D’après un courriel obtenu par 60 millions de consommateurs, Orange a lancé mi-mars une campagne de rappel pour un téléphone qui « émettrait trop d’ondes ». L’objet en question se nomme le Orange Hapi 30 et, dans une position très spéciale à un timing lui aussi très spécial, se mettrait à émettre 2,1 W/kg sur son « tronc » au lieu des 2 W/kg recommandés par l’ANFR, Agence Nationale des Fréquences.
Pour déclencher cette émission illégale, il faut envoyer un MMS alors que le clapet du mobile est fermé, en réseau 2G, alors « que le mobile est plaqué contre le corps ». Autant dire une situation possible, mais improbable ; c’est pourtant tout à l’honneur d’Orange de préférer se conformer à la loi et d’organiser le rappel.
Pour autant, il faut rappeler l’évidence : au niveau des ondes émises par les smartphones, les peurs sont cristallisées, mais les conséquences réelles sur la santé n’ont jamais été démontrées. La France applique un principe de précaution louable, mais même avec son dépassement non autorisé, le téléphone commercialisé par Orange et vendu par la société Mobiwire ne présentait aucun danger pour les utilisateurs, sous aucune condition. D’autres portables sont en train d’être testés par l’ANFR qui a promis de communiquer les modèles dès que des tests complets auront été réalisés — quoi qu’il en soit, nous ne sommes pas dans l’urgence sanitaire.

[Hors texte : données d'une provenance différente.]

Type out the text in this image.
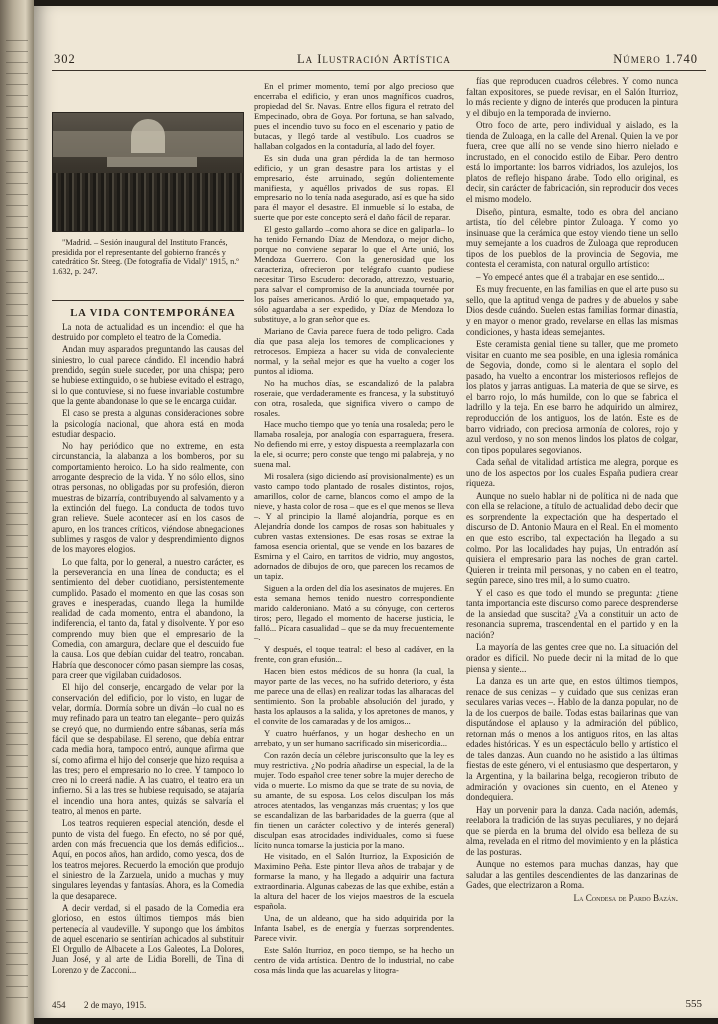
302	La Ilustración Artística	Número 1.740

"Madrid. – Sesión inaugural del Instituto Francés, presidida por el representante del gobierno francés y catedrático Sr. Steeg. (De fotografía de Vidal)" 1915, n.º 1.632, p. 247.

LA VIDA CONTEMPORÁNEA

La nota de actualidad es un incendio: el que ha destruido por completo el teatro de la Comedia.

Andan muy asparados preguntando las causas del siniestro, lo cual parece cándido. El incendio habrá prendido, según suele suceder, por una chispa; pero se hubiese extinguido, o se hubiese evitado el estrago, si lo que contuviese, si no fuese invariable costumbre que la gente abandonase lo que se le encarga cuidar.

El caso se presta a algunas consideraciones sobre la psicología nacional, que ahora está en moda estudiar despacio.

No hay periódico que no extreme, en esta circunstancia, la alabanza a los bomberos, por su comportamiento heroico. Lo ha sido realmente, con arrogante desprecio de la vida. Y no sólo ellos, sino otras personas, no obligadas por su profesión, dieron muestras de bizarría, contribuyendo al salvamento y a la extinción del fuego. La conducta de todos tuvo gran relieve. Suele acontecer así en los casos de apuro, en los trances críticos, viéndose abnegaciones sublimes y rasgos de valor y desprendimiento dignos de los mayores elogios.

Lo que falta, por lo general, a nuestro carácter, es la perseverancia en una línea de conducta; es el sentimiento del deber cuotidiano, persistentemente cumplido. Pasado el momento en que las cosas son graves e inesperadas, cuando llega la humilde realidad de cada momento, entra el abandono, la indiferencia, el tanto da, fatal y disolvente. Y por eso comprendo muy bien que el empresario de la Comedia, con amargura, declare que el descuido fue la causa. Los que debían cuidar del teatro, roncaban. Habría que desconocer cómo pasan siempre las cosas, para creer que vigilaban cuidadosos.

El hijo del conserje, encargado de velar por la conservación del edificio, por lo visto, en lugar de velar, dormía. Dormía sobre un diván –lo cual no es muy refinado para un teatro tan elegante– pero quizás se creyó que, no durmiendo entre sábanas, sería más fácil que se despabilase. El sereno, que debía entrar cada media hora, tampoco entró, aunque afirma que sí, como afirma el hijo del conserje que hizo requisa a las tres; pero el empresario no lo cree. Y tampoco lo creo ni lo creerá nadie. A las cuatro, el teatro era un infierno. Si a las tres se hubiese requisado, se atajaría el incendio una hora antes, quizás se salvaría el teatro, al menos en parte.

Los teatros requieren especial atención, desde el punto de vista del fuego. En efecto, no sé por qué, arden con más frecuencia que los demás edificios... Aquí, en pocos años, han ardido, como yesca, dos de los teatros mejores. Recuerdo la emoción que produjo el siniestro de la Zarzuela, unido a muchas y muy singulares leyendas y fantasías. Ahora, es la Comedia la que desaparece.

A decir verdad, si el pasado de la Comedia era glorioso, en estos últimos tiempos más bien pertenecía al vaudeville. Y supongo que los ámbitos de aquel escenario se sentirían achicados al substituir El Orgullo de Albacete a Los Galeotes, La Dolores, Juan José, y al arte de Lidia Borelli, de Tina di Lorenzo y de Zacconi...

En el primer momento, temí por algo precioso que encerraba el edificio, y eran unos magníficos cuadros, propiedad del Sr. Navas. Entre ellos figura el retrato del Empecinado, obra de Goya. Por fortuna, se han salvado, pues el incendio tuvo su foco en el escenario y patio de butacas, y llegó tarde al vestíbulo. Los cuadros se hallaban colgados en la contaduría, al lado del foyer.

Es sin duda una gran pérdida la de tan hermoso edificio, y un gran desastre para los artistas y el empresario, éste arruinado, según dolientemente manifiesta, y aquéllos privados de sus ropas. El empresario no lo tenía nada asegurado, así es que ha sido para él mayor el desastre. El inmueble sí lo estaba, de suerte que por este concepto será el daño fácil de reparar.

El gesto gallardo –como ahora se dice en galiparla– lo ha tenido Fernando Díaz de Mendoza, o mejor dicho, porque no conviene separar lo que el Arte unió, los Mendoza Guerrero. Con la generosidad que los caracteriza, ofrecieron por telégrafo cuanto pudiese necesitar Tirso Escudero: decorado, attrezzo, vestuario, para salvar el compromiso de la anunciada tournée por los países americanos. Ardió lo que, empaquetado ya, sólo aguardaba a ser expedido, y Díaz de Mendoza lo substituye, a lo gran señor que es.

Mariano de Cavia parece fuera de todo peligro. Cada día que pasa aleja los temores de complicaciones y retrocesos. Empieza a hacer su vida de convaleciente normal, y la señal mejor es que ha vuelto a coger los puntos al idioma.

No ha muchos días, se escandalizó de la palabra roseraie, que verdaderamente es francesa, y la substituyó con otra, rosaleda, que significa vivero o campo de rosales.

Hace mucho tiempo que yo tenía una rosaleda; pero le llamaba rosaleja, por analogía con esparraguera, fresera. No defiendo mi erre, y estoy dispuesta a reemplazarla con la ele, si ocurre; pero conste que tengo mi palabreja, y no suena mal.

Mi rosalera (sigo diciendo así provisionalmente) es un vasto campo todo plantado de rosales distintos, rojos, amarillos, color de carne, blancos como el ampo de la nieve, y hasta color de rosa – que es el que menos se lleva –. Y al principio la llamé alojandría, porque es en Alejandría donde los campos de rosas son habituales y cubren vastas extensiones. De esas rosas se extrae la famosa esencia oriental, que se vende en los bazares de Esmirna y el Cairo, en tarritos de vidrio, muy angostos, adornados de dibujos de oro, que parecen los recamos de un tapiz.

Siguen a la orden del día los asesinatos de mujeres. En esta semana hemos tenido nuestro correspondiente marido calderoniano. Mató a su cónyuge, con certeros tiros; pero, llegado el momento de hacerse justicia, le falló... Pícara casualidad – que se da muy frecuentemente –.

Y después, el toque teatral: el beso al cadáver, en la frente, con gran efusión...

Hacen bien estos médicos de su honra (la cual, la mayor parte de las veces, no ha sufrido deterioro, y ésta me parece una de ellas) en realizar todas las alharacas del sentimiento. Son la probable absolución del jurado, y hasta los aplausos a la salida, y los apretones de manos, y el convite de los camaradas y de los amigos...

Y cuatro huérfanos, y un hogar deshecho en un arrebato, y un ser humano sacrificado sin misericordia...

Con razón decía un célebre jurisconsulto que la ley es muy restrictiva. ¿No podría añadirse un especial, la de la mujer. Todo español cree tener sobre la mujer derecho de vida o muerte. Lo mismo da que se trate de su novia, de su amante, de su esposa. Los celos disculpan los más atroces atentados, las venganzas más cruentas; y los que se escandalizan de las barbaridades de la guerra (que al fin tienen un carácter colectivo y de interés general) disculpan esas atrocidades individuales, como si fuese lícito nunca tomarse la justicia por la mano.

He visitado, en el Salón Iturrioz, la Exposición de Maximino Peña. Este pintor lleva años de trabajar y de formarse la mano, y ha llegado a adquirir una factura extraordinaria. Algunas cabezas de las que exhibe, están a la altura del hacer de los viejos maestros de la escuela española.

Una, de un aldeano, que ha sido adquirida por la Infanta Isabel, es de energía y fuerzas sorprendentes. Parece vivir.

Este Salón Iturrioz, en poco tiempo, se ha hecho un centro de vida artística. Dentro de lo industrial, no cabe cosa más linda que las acuarelas y litogra-

fías que reproducen cuadros célebres. Y como nunca faltan expositores, se puede revisar, en el Salón Iturrioz, lo más reciente y digno de interés que producen la pintura y el dibujo en la temporada de invierno.

Otro foco de arte, pero individual y aislado, es la tienda de Zuloaga, en la calle del Arenal. Quien la ve por fuera, cree que allí no se vende sino hierro nielado e incrustado, en el conocido estilo de Eibar. Pero dentro está lo importante: los barros vidriados, los azulejos, los platos de reflejo hispano árabe. Todo ello original, es decir, sin carácter de fabricación, sin reproducir dos veces el mismo modelo.

Diseño, pintura, esmalte, todo es obra del anciano artista, tío del célebre pintor Zuloaga. Y como yo insinuase que la cerámica que estoy viendo tiene un sello muy semejante a los cuadros de Zuloaga que reproducen tipos de los pueblos de la provincia de Segovia, me contesta el ceramista, con natural orgullo artístico:

– Yo empecé antes que él a trabajar en ese sentido...

Es muy frecuente, en las familias en que el arte puso su sello, que la aptitud venga de padres y de abuelos y sabe Dios desde cuándo. Suelen estas familias formar dinastía, y en mayor o menor grado, revelarse en ellas las mismas condiciones, y hasta ideas semejantes.

Este ceramista genial tiene su taller, que me prometo visitar en cuanto me sea posible, en una iglesia románica de Segovia, donde, como si le alentara el soplo del pasado, ha vuelto a encontrar los misteriosos reflejos de los platos y jarras antiguas. La materia de que se sirve, es el barro rojo, lo más humilde, con lo que se fabrica el ladrillo y la teja. En ese barro he adquirido un almirez, reproducción de los antiguos, los de latón. Este es de barro vidriado, con preciosa armonía de colores, rojo y azul verdoso, y no son menos lindos los platos de colgar, con tipos populares segovianos.

Cada señal de vitalidad artística me alegra, porque es uno de los aspectos por los cuales España pudiera crear riqueza.

Aunque no suelo hablar ni de política ni de nada que con ella se relacione, a título de actualidad debo decir que es sorprendente la expectación que ha despertado el discurso de D. Antonio Maura en el Real. En el momento en que esto escribo, tal expectación ha llegado a su colmo. Por las localidades hay pujas, Un entradón así quisiera el empresario para las noches de gran cartel. Quieren ir treinta mil personas, y no caben en el teatro, según parece, sino tres mil, a lo sumo cuatro.

Y el caso es que todo el mundo se pregunta: ¿tiene tanta importancia este discurso como parece desprenderse de la ansiedad que suscita? ¿Va a constituir un acto de resonancia suprema, trascendental en el partido y en la nación?

La mayoría de las gentes cree que no. La situación del orador es difícil. No puede decir ni la mitad de lo que piensa y siente...

La danza es un arte que, en estos últimos tiempos, renace de sus cenizas – y cuidado que sus cenizas eran seculares varias veces –. Hablo de la danza popular, no de la de los cuerpos de baile. Todas estas bailarinas que van disputándose el aplauso y la admiración del público, retornan más o menos a los antiguos ritos, en las altas edades históricas. Y es un espectáculo bello y artístico el de tales danzas. Aun cuando no he asistido a las últimas fiestas de este género, vi el entusiasmo que despertaron, y la Argentina, y la bailarina belga, recogieron tributo de admiración y ovaciones sin cuento, en el Ateneo y dondequiera.

Hay un porvenir para la danza. Cada nación, además, reelabora la tradición de las suyas peculiares, y no dejará que se pierda en la bruma del olvido esa belleza de su alma, revelada en el ritmo del movimiento y en la plástica de las posturas.

Aunque no estemos para muchas danzas, hay que saludar a las gentiles descendientes de las danzarinas de Gades, que electrizaron a Roma.

La Condesa de Pardo Bazán.

454 2 de mayo, 1915.	555
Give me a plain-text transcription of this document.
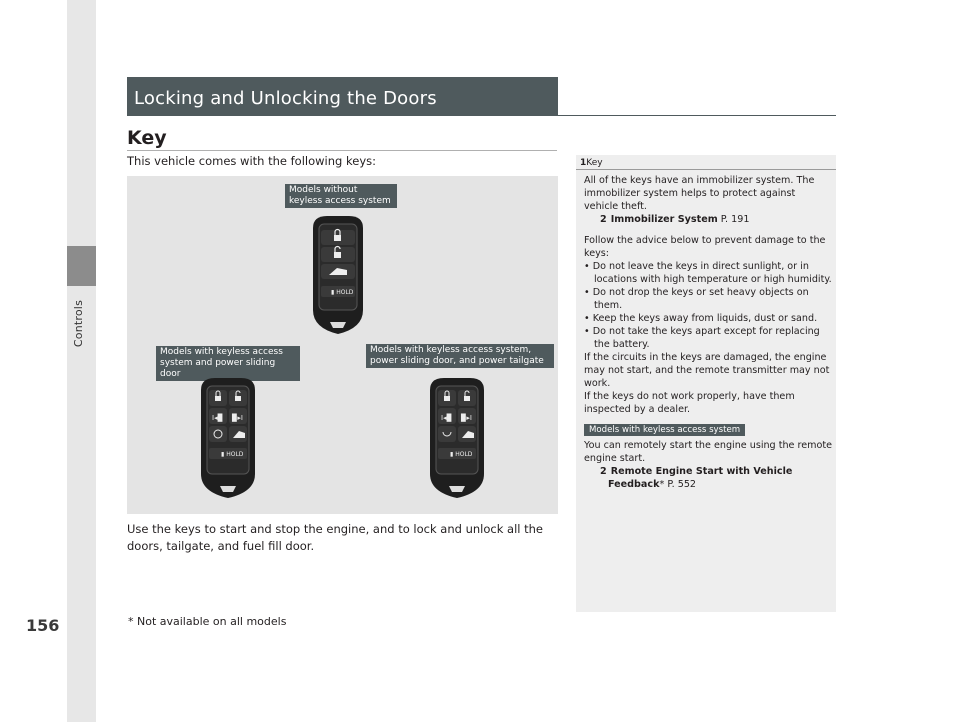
Controls
156
Locking and Unlocking the Doors
Key
This vehicle comes with the following keys:
Models without keyless access system
Models with keyless access system and power sliding door
Models with keyless access system, power sliding door, and power tailgate
▮ HOLD
I◂▉ ▉▸I
▮ HOLD
I◂▉ ▉▸I
▮ HOLD
Use the keys to start and stop the engine, and to lock and unlock all the doors, tailgate, and fuel fill door.
* Not available on all models
1Key

All of the keys have an immobilizer system. The immobilizer system helps to protect against vehicle theft.

2 Immobilizer System P. 191

Follow the advice below to prevent damage to the keys:

• Do not leave the keys in direct sunlight, or in locations with high temperature or high humidity.

• Do not drop the keys or set heavy objects on them.

• Keep the keys away from liquids, dust or sand.

• Do not take the keys apart except for replacing the battery.

If the circuits in the keys are damaged, the engine may not start, and the remote transmitter may not work.

If the keys do not work properly, have them inspected by a dealer.

Models with keyless access system

You can remotely start the engine using the remote engine start.

2 Remote Engine Start with Vehicle Feedback* P. 552
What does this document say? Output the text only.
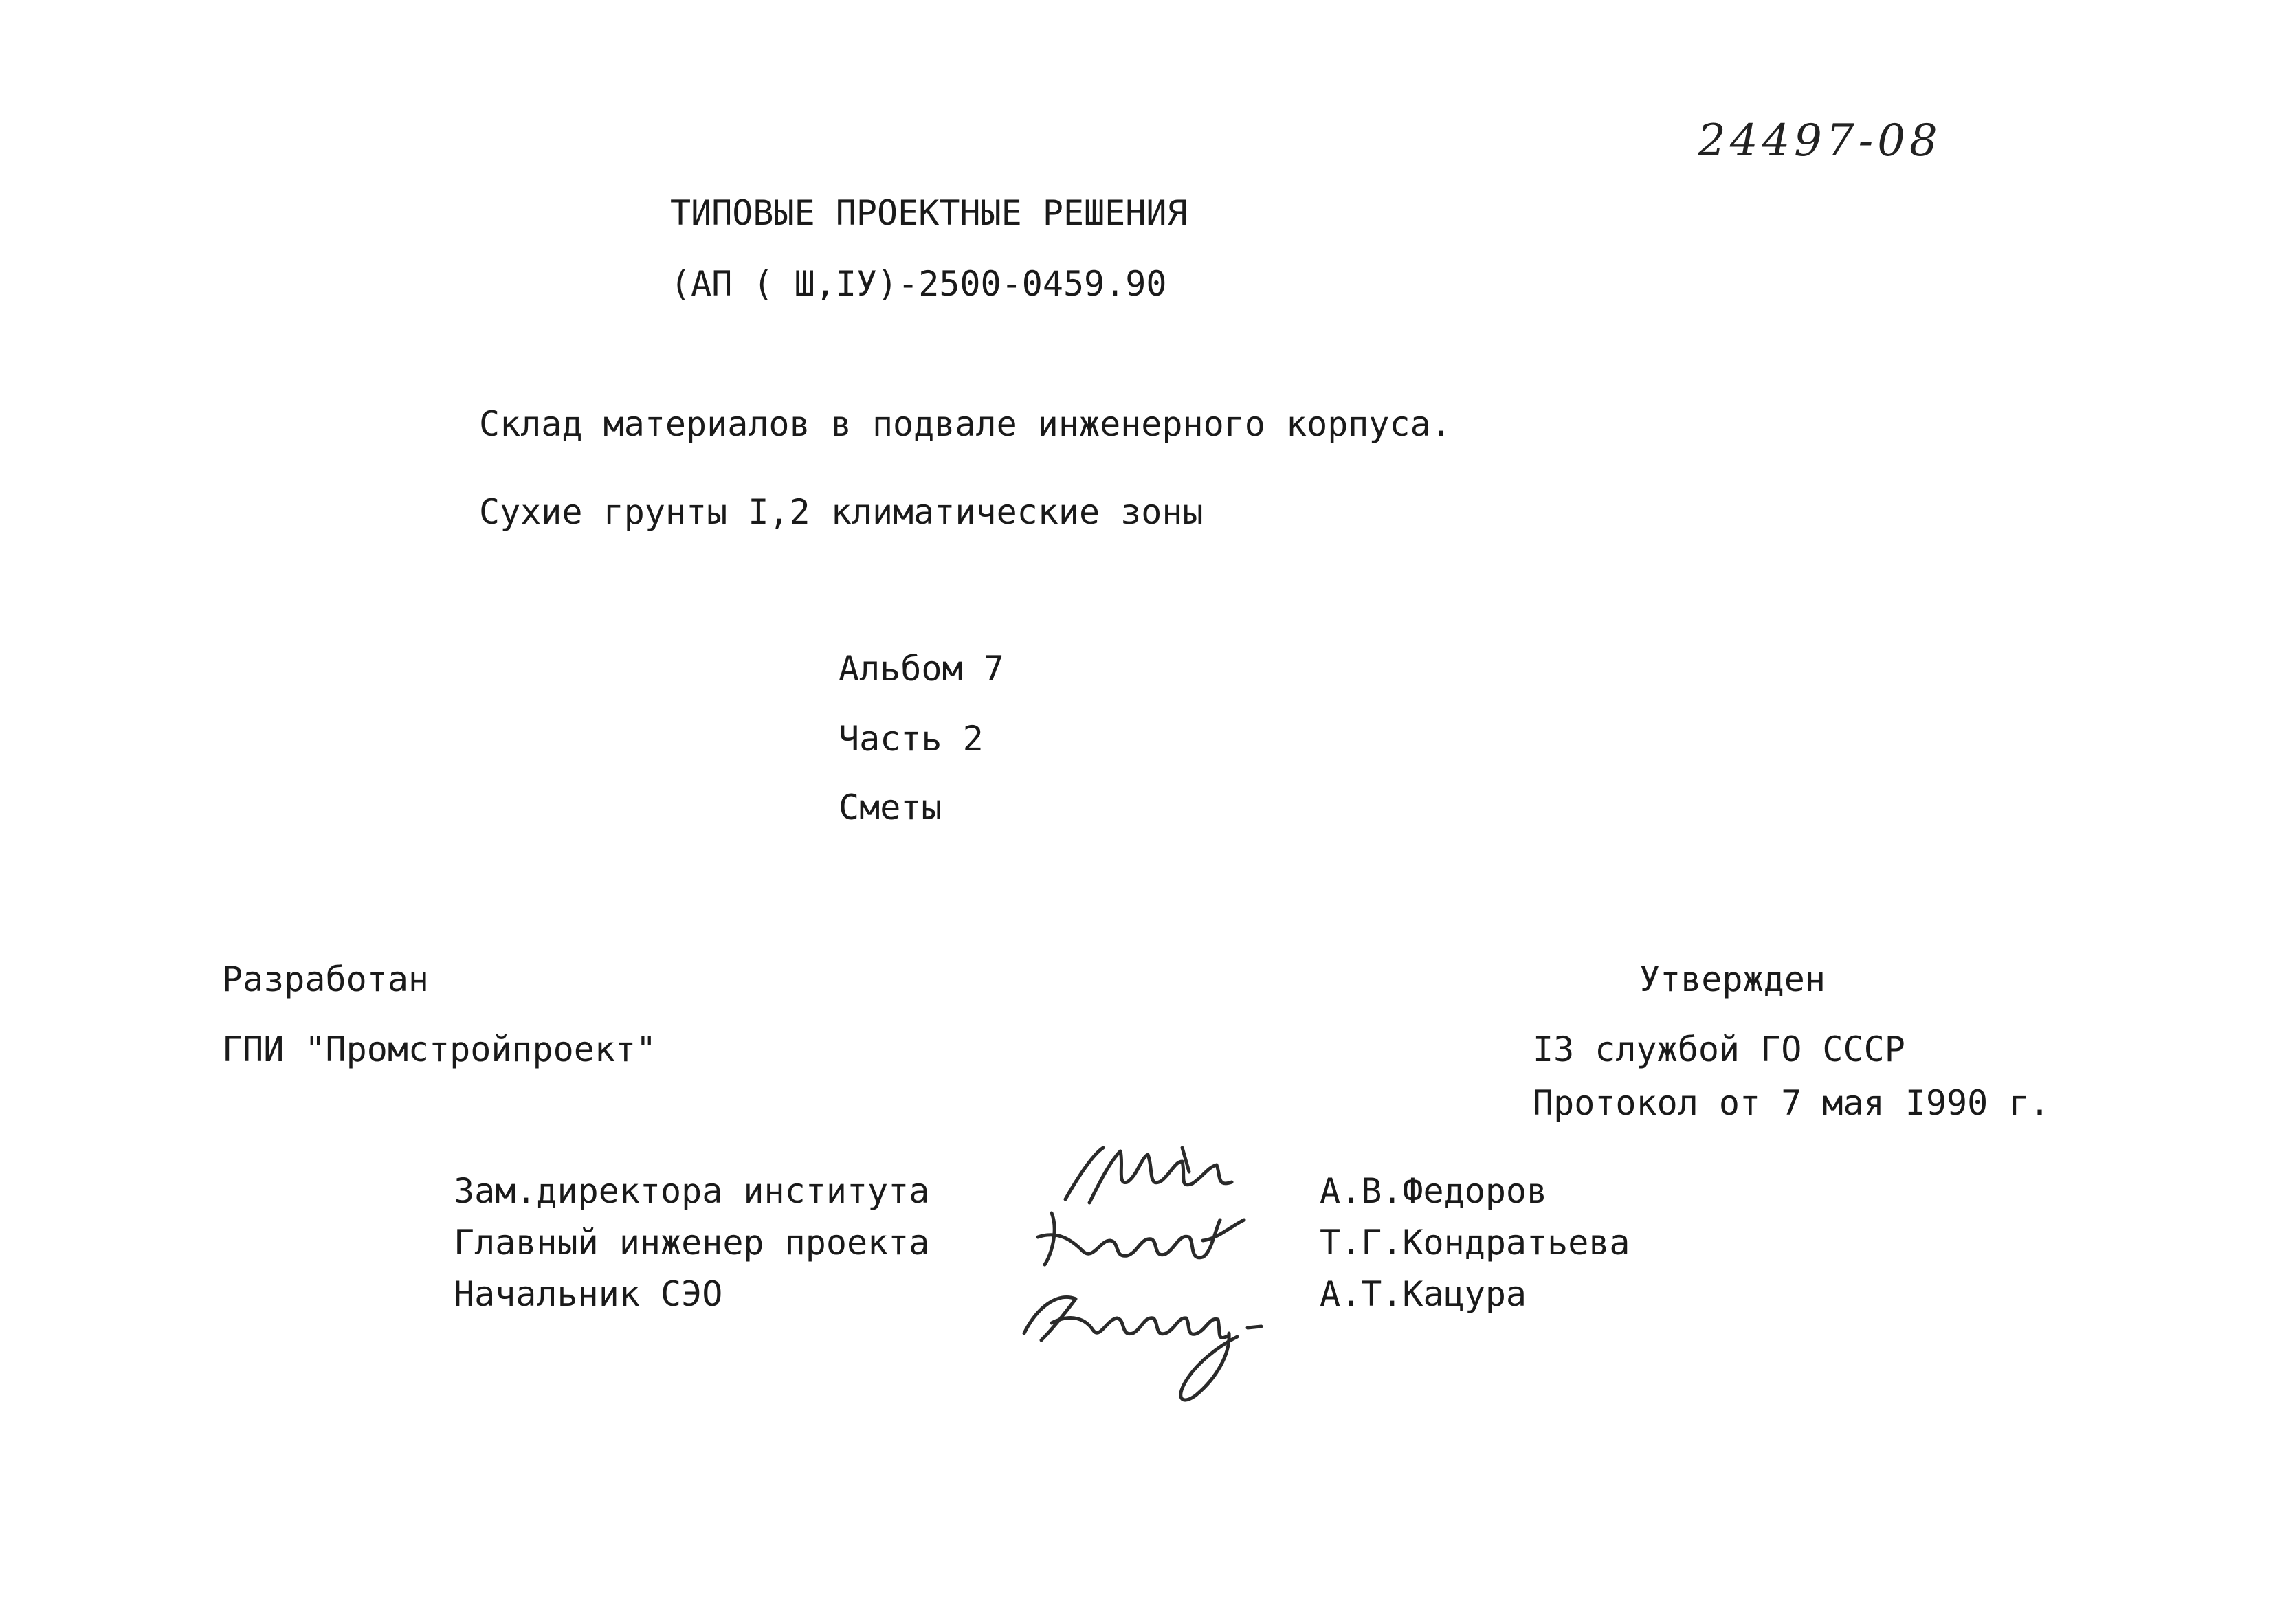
24497-08
ТИПОВЫЕ ПРОЕКТНЫЕ РЕШЕНИЯ
(АП ( Ш,IУ)-2500-0459.90
Склад материалов в подвале инженерного корпуса.
Сухие грунты I,2 климатические зоны
Альбом 7
Часть 2
Сметы
Разработан
ГПИ "Промстройпроект"
Утвержден
I3 службой ГО СССР
Протокол от 7 мая I990 г.
Зам.директора института	А.В.Федоров
Главный инженер проекта	Т.Г.Кондратьева
Начальник СЭО	А.Т.Кацура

Mais pourquoi a-t-on autant peur des ondes et autres radiations ?
La menace invisible
Coïncidence parfaite, le média américain The Verge publiait le 4 mars 2018 un article sobrement intitulé « Pourquoi nous aurons toujours peur des émissions des smartphones ». Aux États-Unis comme en France, le débat public sur « les ondes » n’a jamais cessé, malgré de nombreuses études qui tendent à montrer leur côté inoffensif dans les proportions auxquelles nous sommes confrontés à elles au quotidien. Nos confrères énoncent une vérité pourtant simple à entendre : « Votre smartphone pourrait plus facilement vous tuer si vous conduisez en envoyant des SMS qu’en émettant des ondes ».
Mais l’onde, ou la radiation, dans la mémoire collective, reste attachée à la bombe atomique, à l’accident de Tchernobyl, aux fours micro-onde qui cuisent des aliments… bref, à des objets ou phénomènes qui pourraient avoir un impact négatif sur la santé. Personne n’a envie de subir le sort d’un plat surgelé. Qu’importe que les ondes soient de nature différente, qu’elles n’aient pas les mêmes propriétés et effets ou qu’elles soient naturellement émises par le vivant : elles effraient, car elles sont invisibles.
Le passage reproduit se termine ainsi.